Conditional Access, when used as a deny list for the tenant or subscription, is able to prevent ingress or egress of traffic to countries that are outside of the scope of interest (e.g.: customers, suppliers) or jurisdiction of an organization. This is an effective way to prevent unnecessary and long-lasting exposure to international threats such as APTs.

Impact​

Microsoft Entra ID P1 or P2 is required. Limiting access geographically will deny access to users that are traveling or working remotely in a different part of the world. A point-to-site or site to site tunnel such as a VPN is recommended to address exceptions to geographic access policies.

Audit​

From Azure Portal​

  1. From Azure Home open the Portal menu in the top left, and select Microsoft Entra ID.

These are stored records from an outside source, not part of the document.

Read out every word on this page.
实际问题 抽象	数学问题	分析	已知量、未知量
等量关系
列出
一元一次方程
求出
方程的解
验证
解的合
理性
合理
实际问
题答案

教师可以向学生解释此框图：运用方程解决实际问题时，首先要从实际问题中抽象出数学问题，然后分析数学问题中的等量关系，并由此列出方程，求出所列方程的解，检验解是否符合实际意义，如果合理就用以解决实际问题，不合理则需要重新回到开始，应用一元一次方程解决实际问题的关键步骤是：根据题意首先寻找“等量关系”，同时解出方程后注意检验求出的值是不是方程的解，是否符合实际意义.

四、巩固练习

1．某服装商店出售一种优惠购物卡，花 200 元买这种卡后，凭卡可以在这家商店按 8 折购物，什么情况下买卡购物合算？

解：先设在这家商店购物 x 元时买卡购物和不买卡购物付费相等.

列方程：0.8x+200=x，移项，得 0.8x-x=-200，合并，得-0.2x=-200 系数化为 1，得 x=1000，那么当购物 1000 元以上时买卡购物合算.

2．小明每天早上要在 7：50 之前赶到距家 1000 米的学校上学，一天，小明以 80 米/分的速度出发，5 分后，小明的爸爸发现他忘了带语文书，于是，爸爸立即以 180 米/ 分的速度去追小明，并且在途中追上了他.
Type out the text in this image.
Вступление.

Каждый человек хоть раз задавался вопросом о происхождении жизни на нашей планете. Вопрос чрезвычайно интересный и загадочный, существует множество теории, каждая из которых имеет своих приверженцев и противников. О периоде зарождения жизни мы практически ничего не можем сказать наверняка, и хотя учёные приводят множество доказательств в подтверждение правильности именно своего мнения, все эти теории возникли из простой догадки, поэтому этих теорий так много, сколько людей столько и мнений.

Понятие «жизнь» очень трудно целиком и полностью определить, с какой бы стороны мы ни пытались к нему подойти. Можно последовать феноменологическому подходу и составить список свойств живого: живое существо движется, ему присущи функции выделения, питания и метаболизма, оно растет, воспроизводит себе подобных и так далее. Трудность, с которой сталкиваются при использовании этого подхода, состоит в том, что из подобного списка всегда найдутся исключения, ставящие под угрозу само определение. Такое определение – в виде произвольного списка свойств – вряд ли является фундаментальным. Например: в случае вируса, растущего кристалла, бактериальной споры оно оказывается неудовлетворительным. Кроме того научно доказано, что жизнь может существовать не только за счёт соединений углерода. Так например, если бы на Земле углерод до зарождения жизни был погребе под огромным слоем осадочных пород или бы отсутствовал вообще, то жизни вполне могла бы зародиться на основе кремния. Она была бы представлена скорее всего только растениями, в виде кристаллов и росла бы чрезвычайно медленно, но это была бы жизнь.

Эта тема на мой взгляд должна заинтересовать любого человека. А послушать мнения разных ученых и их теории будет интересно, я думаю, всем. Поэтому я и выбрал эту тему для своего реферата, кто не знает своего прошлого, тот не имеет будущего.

  2. Scroll down in the menu on the left, and select Security.

  3. Select on the left side Conditional Access.

  4. Select Policies.

  5. Select the policy you wish to audit, then:

    • Under Assignments > Users, review the users and groups for the personnel the policy will apply to.
    • Under Assignments > Target resources, review the cloud apps or actions for the systems the policy will apply to.
    • Under Conditions > Locations, Review the Include locations for those that should be blocked.
    • Under Conditions > Locations, Review the Exclude locations for those that should be allowed (Note: locations set up in the previous recommendation for Trusted Location should be in the Exclude list.).
    • Under Access Controls > Grant - Confirm that Block access is selected.

From Azure CLI​

As of this writing there are no subcommands for Conditional Access Policies within the Azure CLI

From PowerShell​

$conditionalAccessPolicies = Get-MgIdentityConditionalAccessPolicy foreach($policy in $conditionalAccessPolicies) {$policy | Select-Object @{N='Policy ID'; E={$policy.id}}, @{N="Included Locations"; E={$policy.Conditions.Locations.IncludeLocations}}, @{N="Excluded Locations"; E={$policy.Conditions.Locations.ExcludeLocations}}, @{N="BuiltIn GrantControls"; E={$policy.GrantControls.BuiltInControls}}}

Make sure there is at least 1 row in the output of the above PowerShell command that contains Block under the BuiltIn GrantControls column and location IDs under the Included Locations and Excluded Locations columns. If not, a policy containing these options has not been created and is considered a finding.

Default Value​

This policy does not exist by default.

References​

  1. https://docs.microsoft.com/en-us/azure/active-directory/conditional-access/howto-conditional-access-policy-location
  2. https://docs.microsoft.com/en-us/azure/active-directory/conditional-access/concept-conditional-access-report-only
  3. https://learn.microsoft.com/en-us/security/benchmark/azure/mcsb-identity-management#im-7-restrict-resource-access-based-on--conditions

Additional Information​

These policies should be tested by using the What If tool in the References. Setting these can and will create issues with logging in for users until they use an MFA device linked to their accounts. Further testing can also be done via the insights and reporting resource in References which monitors Azure sign ins.